Author response image 1.
The ROC analysis of different sEV-RNA signatures in the prediction of Stage I CRC patients by different algorithms (a: 6-gene panel; b: 7-gene panel; c: 8-gene panel; d: 9-gene panel).
(2). Lack of performance analysis across different demographic and tumor pathology factors listed in Supplementary Table 12. It's important to know if the sEV-RNAs identified in the study work better/worse in different age/sex/tumor size/Yamada subtypes etc.

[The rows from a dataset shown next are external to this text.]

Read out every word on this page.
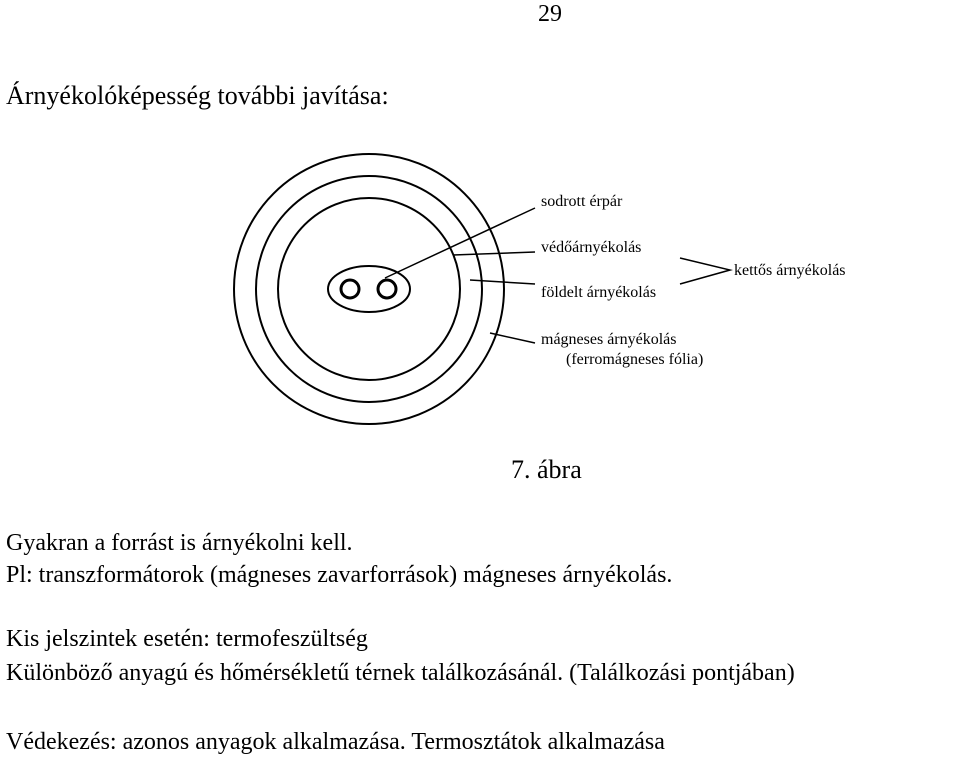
29
Árnyékolóképesség további javítása:
sodrott érpár
védőárnyékolás
földelt árnyékolás
mágneses árnyékolás
(ferromágneses fólia)
kettős árnyékolás
7. ábra
Gyakran a forrást is árnyékolni kell.
Pl: transzformátorok (mágneses zavarforrások) mágneses árnyékolás.
Kis jelszintek esetén: termofeszültség
Különböző anyagú és hőmérsékletű térnek találkozásánál. (Találkozási pontjában)
Védekezés: azonos anyagok alkalmazása. Termosztátok alkalmazása
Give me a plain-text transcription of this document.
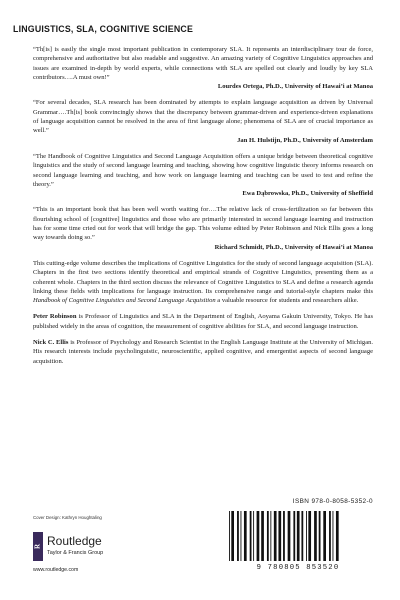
LINGUISTICS, SLA, COGNITIVE SCIENCE

“Th[is] is easily the single most important publication in contemporary SLA. It represents an interdisciplinary tour de force, comprehensive and authoritative but also readable and suggestive. An amazing variety of Cognitive Linguistics approaches and issues are examined in-depth by world experts, while connections with SLA are spelled out clearly and loudly by key SLA contributors….A must own!”

Lourdes Ortega, Ph.D., University of Hawai’i at Manoa

“For several decades, SLA research has been dominated by attempts to explain language acquisition as driven by Universal Grammar….Th[is] book convincingly shows that the discrepancy between grammar-driven and experience-driven explanations of language acquisition cannot be resolved in the area of first language alone; phenomena of SLA are of crucial importance as well.”

Jan H. Hulstijn, Ph.D., University of Amsterdam

“The Handbook of Cognitive Linguistics and Second Language Acquisition offers a unique bridge between theoretical cognitive linguistics and the study of second language learning and teaching, showing how cognitive linguistic theory informs research on second language learning and teaching, and how work on language learning and teaching can be used to test and refine the theory.”

Ewa Dąbrowska, Ph.D., University of Sheffield

“This is an important book that has been well worth waiting for….The relative lack of cross-fertilization so far between this flourishing school of [cognitive] linguistics and those who are primarily interested in second language learning and instruction has for some time cried out for work that will bridge the gap. This volume edited by Peter Robinson and Nick Ellis goes a long way towards doing so.”

Richard Schmidt, Ph.D., University of Hawai’i at Manoa

This cutting-edge volume describes the implications of Cognitive Linguistics for the study of second language acquisition (SLA). Chapters in the first two sections identify theoretical and empirical strands of Cognitive Linguistics, presenting them as a coherent whole. Chapters in the third section discuss the relevance of Cognitive Linguistics to SLA and define a research agenda linking these fields with implications for language instruction. Its comprehensive range and tutorial-style chapters make this Handbook of Cognitive Linguistics and Second Language Acquisition a valuable resource for students and researchers alike.

Peter Robinson is Professor of Linguistics and SLA in the Department of English, Aoyama Gakuin University, Tokyo. He has published widely in the areas of cognition, the measurement of cognitive abilities for SLA, and second language instruction.

Nick C. Ellis is Professor of Psychology and Research Scientist in the English Language Institute at the University of Michigan. His research interests include psycholinguistic, neuroscientific, applied cognitive, and emergentist aspects of second language acquisition.

Cover Design: Kathryn Houghtaling
R Routledge
Taylor & Francis Group
www.routledge.com
ISBN 978-0-8058-5352-0
9 780805 853520
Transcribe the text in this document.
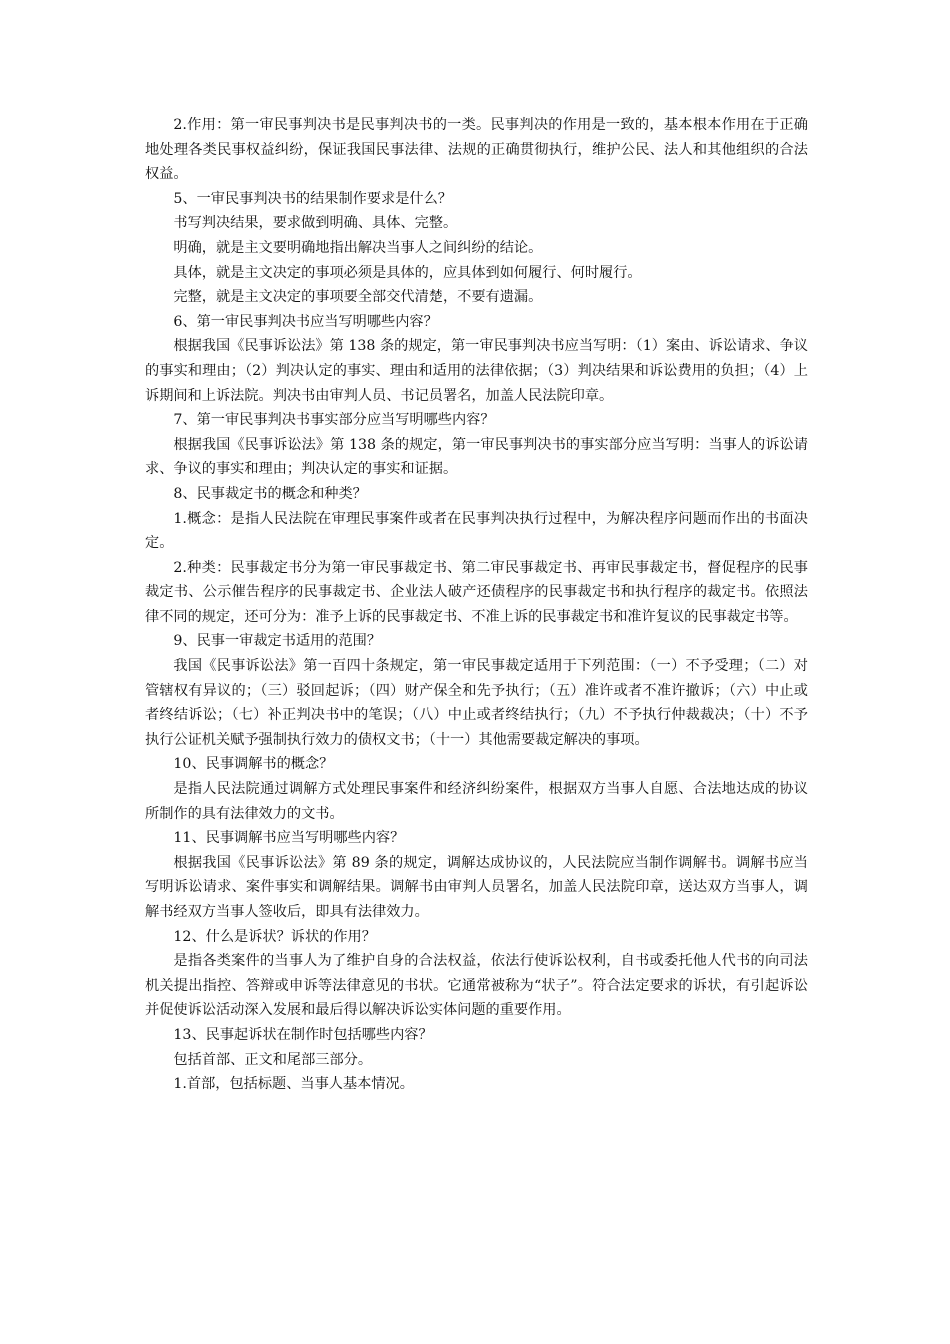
2.作用：第一审民事判决书是民事判决书的一类。民事判决的作用是一致的，基本根本作用在于正确地处理各类民事权益纠纷，保证我国民事法律、法规的正确贯彻执行，维护公民、法人和其他组织的合法权益。

5、一审民事判决书的结果制作要求是什么？

书写判决结果，要求做到明确、具体、完整。

明确，就是主文要明确地指出解决当事人之间纠纷的结论。

具体，就是主文决定的事项必须是具体的，应具体到如何履行、何时履行。

完整，就是主文决定的事项要全部交代清楚，不要有遗漏。

6、第一审民事判决书应当写明哪些内容？

根据我国《民事诉讼法》第 138 条的规定，第一审民事判决书应当写明：（1）案由、诉讼请求、争议的事实和理由；（2）判决认定的事实、理由和适用的法律依据；（3）判决结果和诉讼费用的负担；（4）上诉期间和上诉法院。判决书由审判人员、书记员署名，加盖人民法院印章。

7、第一审民事判决书事实部分应当写明哪些内容？

根据我国《民事诉讼法》第 138 条的规定，第一审民事判决书的事实部分应当写明：当事人的诉讼请求、争议的事实和理由；判决认定的事实和证据。

8、民事裁定书的概念和种类？

1.概念：是指人民法院在审理民事案件或者在民事判决执行过程中，为解决程序问题而作出的书面决定。

2.种类：民事裁定书分为第一审民事裁定书、第二审民事裁定书、再审民事裁定书，督促程序的民事裁定书、公示催告程序的民事裁定书、企业法人破产还债程序的民事裁定书和执行程序的裁定书。依照法律不同的规定，还可分为：准予上诉的民事裁定书、不准上诉的民事裁定书和准许复议的民事裁定书等。

9、民事一审裁定书适用的范围？

我国《民事诉讼法》第一百四十条规定，第一审民事裁定适用于下列范围：（一）不予受理；（二）对管辖权有异议的；（三）驳回起诉；（四）财产保全和先予执行；（五）准许或者不准许撤诉；（六）中止或者终结诉讼；（七）补正判决书中的笔误；（八）中止或者终结执行；（九）不予执行仲裁裁决；（十）不予执行公证机关赋予强制执行效力的债权文书；（十一）其他需要裁定解决的事项。

10、民事调解书的概念？

是指人民法院通过调解方式处理民事案件和经济纠纷案件，根据双方当事人自愿、合法地达成的协议所制作的具有法律效力的文书。

11、民事调解书应当写明哪些内容？

根据我国《民事诉讼法》第 89 条的规定，调解达成协议的，人民法院应当制作调解书。调解书应当写明诉讼请求、案件事实和调解结果。调解书由审判人员署名，加盖人民法院印章，送达双方当事人，调解书经双方当事人签收后，即具有法律效力。

12、什么是诉状？诉状的作用？

是指各类案件的当事人为了维护自身的合法权益，依法行使诉讼权利，自书或委托他人代书的向司法机关提出指控、答辩或申诉等法律意见的书状。它通常被称为“状子”。符合法定要求的诉状，有引起诉讼并促使诉讼活动深入发展和最后得以解决诉讼实体问题的重要作用。

13、民事起诉状在制作时包括哪些内容？

包括首部、正文和尾部三部分。

1.首部，包括标题、当事人基本情况。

Author response and action taken: Thanks for your comments. This feedback will be immensely beneficial for clinical diagnosis. Similarly, cross-validation was performed in this section. We assessed the discriminative effects of CRC on NC, taking into account different age groups, genders, tumor sizes, and anatomical locations (Figure 7—figure supplement 3). Overall, these sEV RNA panels perform better in individuals under the age of 55 and in female patients. There is no significant difference in discriminative effects across different tumor sizes. Compared to rectal cancer, the discriminative effects are better in colon cancer.
Author response image 2.
The ROC analysis of different sEV-RNA signatures for predicting CRC patients using the Lasso regression algorithm in different clinical parameters (ab: age; cd: gender; ef: tumor size; gh: anatomical position).